A pre-Easter parade in San Blas, Mexico, in 2005. Bastille Day, which we didn’t see coming in Normandy three decades ago … and then tried to make amends by marching at the back of the Bayeux town parade.
And, today, getting caught up in the Festival of Saint John the Baptist — a major holiday here in Barcelona, Spain, where tens of thousands of dollars of fireworks are being blasted into the sky, completely unregulated, as we push into the wee hours of the next day.
We had hints, earlier, that something was up.
Starting around 3 p.m., individual “bangs” could be heard throughout the older part of the city, such as the Poble Sec district, where we are staying.
Predictably, sadly, the early explosions led some of us to think a bomb had gone off.
Well, it had, but it was not a terror bomb. It was local guys (and they have to be males, don’t they?) getting an early start on the fireworks.
A lot of people were flinching, as they heard the sharp report of an explosion, and many dogs cringed and whimpered, from the sudden noise.
The bangs continued into the late afternoon.
On our way to dinner, we encountered a couple of dozen women in traditional dress who were dancing as Caribbean drummers banged away, nearly blocking the whole of a pedestrian zone near where we are staying on a quick trip from France.
While eating dinner at a tapas bar on Carrer Blai we finally asked a food server what all the fireworks were about. Were they a regular thing?
“No, just today,” she said. “It’s Sant Joan’s Eve!”
“Sant Joan” is what the residents of Barcelona call John the Baptist, the first Christian martyr.
The festival also is pegged to an older, pagan holiday, celebrating the summer solstice. The typical first day of spring is June 21, but it has come down in history as observed on June 24, sometimes known as midsummer — when the ancients no longer had any doubts that days were getting shorter.
(See how it tracks with Christmas? The winter solstice is generally December 21, and Christmas is observed on December 25th.)
This is such a big event in Barcelona and Catalonia that some have suggested June 24 become the region’s “national” day.
The main aspect of all this, now, are the explosions going on into the night. It is like the city is being bombed by small but persistent aircraft. Drones, maybe.
As we walked along Carrer Blai about 10:30 p.m., more and more fireworks went off, often exploding quite close to pedestrians in the growing crowds at Carrer Blai. It was passing from “fun” into “irresponsibility”.
While stopping for Italian gelato, someone threw a big firecracker that landed about 15 feet from me, sending a lot of noise into my right ear, the good one!

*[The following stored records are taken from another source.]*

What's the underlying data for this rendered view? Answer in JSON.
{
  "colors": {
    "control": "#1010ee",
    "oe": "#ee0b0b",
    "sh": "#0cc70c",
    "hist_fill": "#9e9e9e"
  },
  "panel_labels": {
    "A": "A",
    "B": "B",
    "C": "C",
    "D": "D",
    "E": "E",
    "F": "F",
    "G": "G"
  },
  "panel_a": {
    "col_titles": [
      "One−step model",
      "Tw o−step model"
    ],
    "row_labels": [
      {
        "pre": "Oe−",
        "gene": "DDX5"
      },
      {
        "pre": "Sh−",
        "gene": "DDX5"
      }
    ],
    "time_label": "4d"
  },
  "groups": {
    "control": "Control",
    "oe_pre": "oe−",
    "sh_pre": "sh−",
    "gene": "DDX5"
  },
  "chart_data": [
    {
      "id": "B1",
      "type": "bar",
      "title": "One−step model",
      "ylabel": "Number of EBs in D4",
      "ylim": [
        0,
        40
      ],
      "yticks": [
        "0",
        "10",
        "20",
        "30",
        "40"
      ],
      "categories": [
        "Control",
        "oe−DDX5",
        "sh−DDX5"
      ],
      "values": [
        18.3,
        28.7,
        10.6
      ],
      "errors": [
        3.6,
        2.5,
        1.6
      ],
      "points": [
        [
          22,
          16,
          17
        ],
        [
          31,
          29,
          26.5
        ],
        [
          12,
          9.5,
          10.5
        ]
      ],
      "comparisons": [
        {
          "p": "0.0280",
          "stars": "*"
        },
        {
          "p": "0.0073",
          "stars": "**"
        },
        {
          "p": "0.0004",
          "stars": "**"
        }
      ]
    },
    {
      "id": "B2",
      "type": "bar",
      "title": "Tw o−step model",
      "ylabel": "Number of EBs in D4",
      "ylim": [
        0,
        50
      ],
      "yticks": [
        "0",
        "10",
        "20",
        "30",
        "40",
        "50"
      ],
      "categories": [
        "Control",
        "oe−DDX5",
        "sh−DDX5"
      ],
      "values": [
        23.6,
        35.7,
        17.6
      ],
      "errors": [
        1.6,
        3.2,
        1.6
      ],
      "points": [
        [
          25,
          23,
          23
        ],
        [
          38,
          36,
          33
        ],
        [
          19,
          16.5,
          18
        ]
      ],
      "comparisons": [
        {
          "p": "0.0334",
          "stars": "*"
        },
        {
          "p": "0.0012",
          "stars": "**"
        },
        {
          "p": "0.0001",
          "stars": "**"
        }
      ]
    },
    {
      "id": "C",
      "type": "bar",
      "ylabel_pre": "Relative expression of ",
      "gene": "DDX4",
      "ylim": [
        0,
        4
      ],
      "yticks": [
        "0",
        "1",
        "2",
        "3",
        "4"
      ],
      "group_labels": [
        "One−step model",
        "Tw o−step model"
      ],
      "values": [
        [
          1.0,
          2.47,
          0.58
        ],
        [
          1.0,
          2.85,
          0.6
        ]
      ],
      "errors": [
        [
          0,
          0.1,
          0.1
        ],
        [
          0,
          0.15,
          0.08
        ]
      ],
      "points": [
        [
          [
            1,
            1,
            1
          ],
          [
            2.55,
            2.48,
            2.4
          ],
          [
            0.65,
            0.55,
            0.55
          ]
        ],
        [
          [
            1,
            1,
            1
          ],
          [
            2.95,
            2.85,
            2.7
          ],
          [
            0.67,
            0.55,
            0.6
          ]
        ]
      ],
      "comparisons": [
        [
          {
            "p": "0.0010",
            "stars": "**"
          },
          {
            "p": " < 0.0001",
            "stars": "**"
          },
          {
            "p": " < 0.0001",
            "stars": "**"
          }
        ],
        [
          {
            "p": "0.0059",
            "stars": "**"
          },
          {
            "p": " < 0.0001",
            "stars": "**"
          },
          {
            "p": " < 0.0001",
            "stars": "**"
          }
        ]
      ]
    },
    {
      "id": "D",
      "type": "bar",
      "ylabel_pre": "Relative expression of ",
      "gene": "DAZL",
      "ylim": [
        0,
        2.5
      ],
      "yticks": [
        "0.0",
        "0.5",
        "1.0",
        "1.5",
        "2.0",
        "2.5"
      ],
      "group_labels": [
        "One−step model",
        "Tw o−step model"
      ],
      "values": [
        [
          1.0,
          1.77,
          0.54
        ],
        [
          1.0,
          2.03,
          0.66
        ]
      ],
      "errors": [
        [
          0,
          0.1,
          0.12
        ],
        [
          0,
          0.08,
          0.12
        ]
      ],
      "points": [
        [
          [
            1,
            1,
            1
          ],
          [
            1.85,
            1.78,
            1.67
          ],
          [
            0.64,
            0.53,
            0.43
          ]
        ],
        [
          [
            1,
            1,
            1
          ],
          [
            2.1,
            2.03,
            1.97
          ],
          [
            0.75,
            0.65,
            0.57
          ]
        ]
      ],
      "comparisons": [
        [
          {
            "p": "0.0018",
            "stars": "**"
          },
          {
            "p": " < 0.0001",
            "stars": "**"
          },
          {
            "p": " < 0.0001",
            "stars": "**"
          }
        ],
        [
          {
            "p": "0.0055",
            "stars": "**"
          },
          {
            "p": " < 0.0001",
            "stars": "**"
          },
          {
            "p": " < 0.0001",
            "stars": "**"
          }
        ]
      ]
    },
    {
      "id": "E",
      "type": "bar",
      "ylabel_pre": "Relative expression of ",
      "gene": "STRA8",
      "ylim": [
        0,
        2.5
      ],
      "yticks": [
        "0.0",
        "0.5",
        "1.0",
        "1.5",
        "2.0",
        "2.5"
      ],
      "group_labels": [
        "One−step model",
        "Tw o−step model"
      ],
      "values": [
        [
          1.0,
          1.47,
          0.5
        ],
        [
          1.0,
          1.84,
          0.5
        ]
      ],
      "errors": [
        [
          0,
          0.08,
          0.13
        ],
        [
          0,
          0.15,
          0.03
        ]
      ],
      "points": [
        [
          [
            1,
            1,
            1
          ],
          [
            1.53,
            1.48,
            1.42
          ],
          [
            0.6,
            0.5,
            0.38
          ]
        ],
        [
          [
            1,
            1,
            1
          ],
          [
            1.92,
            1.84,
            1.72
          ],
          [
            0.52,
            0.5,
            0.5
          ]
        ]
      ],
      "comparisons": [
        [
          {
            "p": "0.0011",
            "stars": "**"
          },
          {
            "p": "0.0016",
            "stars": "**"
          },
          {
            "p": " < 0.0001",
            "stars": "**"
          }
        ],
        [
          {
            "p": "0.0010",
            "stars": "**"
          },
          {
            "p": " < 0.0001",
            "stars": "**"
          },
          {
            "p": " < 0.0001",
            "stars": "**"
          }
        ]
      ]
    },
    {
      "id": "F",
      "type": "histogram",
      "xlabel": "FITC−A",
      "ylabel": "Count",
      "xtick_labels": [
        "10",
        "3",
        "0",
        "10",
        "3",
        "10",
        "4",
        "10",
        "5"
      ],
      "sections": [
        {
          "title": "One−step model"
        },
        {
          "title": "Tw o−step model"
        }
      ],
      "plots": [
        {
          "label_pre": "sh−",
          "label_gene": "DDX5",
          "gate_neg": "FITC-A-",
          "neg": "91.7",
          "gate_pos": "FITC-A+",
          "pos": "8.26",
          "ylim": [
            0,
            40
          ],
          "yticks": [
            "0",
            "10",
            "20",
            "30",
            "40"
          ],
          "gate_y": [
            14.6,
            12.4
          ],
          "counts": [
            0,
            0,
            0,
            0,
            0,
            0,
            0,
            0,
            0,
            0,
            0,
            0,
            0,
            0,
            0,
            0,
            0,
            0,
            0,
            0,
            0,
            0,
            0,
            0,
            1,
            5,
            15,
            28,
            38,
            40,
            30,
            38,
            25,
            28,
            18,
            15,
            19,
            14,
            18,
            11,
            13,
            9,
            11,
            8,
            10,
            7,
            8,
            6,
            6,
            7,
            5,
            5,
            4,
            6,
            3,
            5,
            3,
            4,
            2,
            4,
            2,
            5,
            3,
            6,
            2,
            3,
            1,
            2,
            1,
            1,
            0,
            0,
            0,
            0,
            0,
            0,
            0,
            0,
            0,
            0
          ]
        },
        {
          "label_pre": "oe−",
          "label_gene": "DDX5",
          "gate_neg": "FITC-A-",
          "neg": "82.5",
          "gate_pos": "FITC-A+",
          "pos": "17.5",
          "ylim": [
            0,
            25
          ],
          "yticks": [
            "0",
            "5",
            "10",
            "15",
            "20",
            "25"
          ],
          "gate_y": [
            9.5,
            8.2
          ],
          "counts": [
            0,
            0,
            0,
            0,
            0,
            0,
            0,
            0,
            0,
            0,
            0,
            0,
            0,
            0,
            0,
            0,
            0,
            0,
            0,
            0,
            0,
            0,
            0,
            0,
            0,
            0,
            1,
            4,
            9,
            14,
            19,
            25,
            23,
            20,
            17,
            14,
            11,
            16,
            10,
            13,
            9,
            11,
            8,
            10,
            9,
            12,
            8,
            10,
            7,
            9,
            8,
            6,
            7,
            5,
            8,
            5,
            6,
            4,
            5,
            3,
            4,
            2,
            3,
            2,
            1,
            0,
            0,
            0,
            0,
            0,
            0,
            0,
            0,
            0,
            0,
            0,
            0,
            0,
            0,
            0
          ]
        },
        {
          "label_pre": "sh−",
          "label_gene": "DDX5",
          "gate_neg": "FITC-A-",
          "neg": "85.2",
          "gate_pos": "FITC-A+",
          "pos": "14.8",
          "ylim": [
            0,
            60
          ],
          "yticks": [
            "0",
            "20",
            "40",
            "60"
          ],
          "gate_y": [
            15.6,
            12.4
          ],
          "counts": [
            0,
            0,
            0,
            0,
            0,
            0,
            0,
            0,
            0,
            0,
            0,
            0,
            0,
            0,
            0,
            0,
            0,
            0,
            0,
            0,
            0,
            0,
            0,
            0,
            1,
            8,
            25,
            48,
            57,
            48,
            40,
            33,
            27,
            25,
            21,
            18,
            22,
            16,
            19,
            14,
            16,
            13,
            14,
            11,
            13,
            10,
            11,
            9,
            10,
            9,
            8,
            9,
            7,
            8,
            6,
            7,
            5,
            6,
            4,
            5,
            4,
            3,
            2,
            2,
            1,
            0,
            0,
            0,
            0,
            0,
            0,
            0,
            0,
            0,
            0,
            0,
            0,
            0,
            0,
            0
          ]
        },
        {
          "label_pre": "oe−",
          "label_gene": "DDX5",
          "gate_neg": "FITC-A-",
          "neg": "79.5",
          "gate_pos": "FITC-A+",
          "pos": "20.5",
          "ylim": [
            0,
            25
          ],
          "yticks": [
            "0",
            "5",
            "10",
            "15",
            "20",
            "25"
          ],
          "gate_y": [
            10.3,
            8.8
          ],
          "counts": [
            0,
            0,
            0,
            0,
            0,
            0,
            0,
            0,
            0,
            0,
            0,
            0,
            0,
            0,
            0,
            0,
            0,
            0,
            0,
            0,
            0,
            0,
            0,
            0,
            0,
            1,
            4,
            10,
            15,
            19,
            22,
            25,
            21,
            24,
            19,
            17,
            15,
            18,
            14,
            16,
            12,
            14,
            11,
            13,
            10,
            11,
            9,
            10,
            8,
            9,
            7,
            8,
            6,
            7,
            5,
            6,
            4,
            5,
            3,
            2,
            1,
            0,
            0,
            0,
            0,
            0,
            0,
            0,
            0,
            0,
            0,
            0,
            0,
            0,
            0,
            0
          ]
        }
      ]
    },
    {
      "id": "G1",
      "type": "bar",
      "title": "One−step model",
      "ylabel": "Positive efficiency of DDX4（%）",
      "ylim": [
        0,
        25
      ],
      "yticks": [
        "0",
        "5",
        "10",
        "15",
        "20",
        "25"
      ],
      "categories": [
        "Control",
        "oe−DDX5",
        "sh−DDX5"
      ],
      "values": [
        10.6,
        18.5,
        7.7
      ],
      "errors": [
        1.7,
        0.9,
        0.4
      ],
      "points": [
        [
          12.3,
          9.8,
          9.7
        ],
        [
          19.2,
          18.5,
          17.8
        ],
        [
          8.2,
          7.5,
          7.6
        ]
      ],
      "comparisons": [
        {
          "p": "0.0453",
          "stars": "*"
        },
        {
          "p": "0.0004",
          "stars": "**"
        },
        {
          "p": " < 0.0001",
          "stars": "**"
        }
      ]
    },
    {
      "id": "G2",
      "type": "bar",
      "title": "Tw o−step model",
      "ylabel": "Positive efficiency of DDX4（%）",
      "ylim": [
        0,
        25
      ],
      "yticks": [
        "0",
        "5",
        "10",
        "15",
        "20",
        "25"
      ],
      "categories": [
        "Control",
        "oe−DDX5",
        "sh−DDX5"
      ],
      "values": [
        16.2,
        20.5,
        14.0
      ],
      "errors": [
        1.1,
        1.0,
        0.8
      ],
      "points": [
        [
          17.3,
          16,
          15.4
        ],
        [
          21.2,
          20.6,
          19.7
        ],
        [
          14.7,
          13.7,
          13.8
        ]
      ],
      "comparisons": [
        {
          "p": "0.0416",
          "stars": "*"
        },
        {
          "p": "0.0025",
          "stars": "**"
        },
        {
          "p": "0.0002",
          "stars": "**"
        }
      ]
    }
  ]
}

It was turning dark and we accelerated our return to the apartment.
Hours later, explosions are still going off. Some are puny, those little balls kids throw on the ground, to create a sharp “crack”, and on up to the ear-splitting “bang” of a bigger firecracker going off nearby. Some even sound like the regular cough of a large-caliber weapon perhaps shooting at a plane or artillery gun — bang! … bang! … bang!
This apparently will go on all night, deep into Saint John’s feast day, which actually is June 24. (Fireworks the day before apparently is typical, but it does seem a bit odd that a city with a reputation for progressiveness allows the sale of potentially dangerous explosive devices.)
Religion is waning in Europe, but there is something about fireworks that incites kids to buy Roman candles and fire them off, whenever they get the chance. It seems as if every country needs a day when it can blow off fireworks.
Such as on holidays celebrated locally … but all but unknown internationally, and to the foreigners who just dropped in for a few days.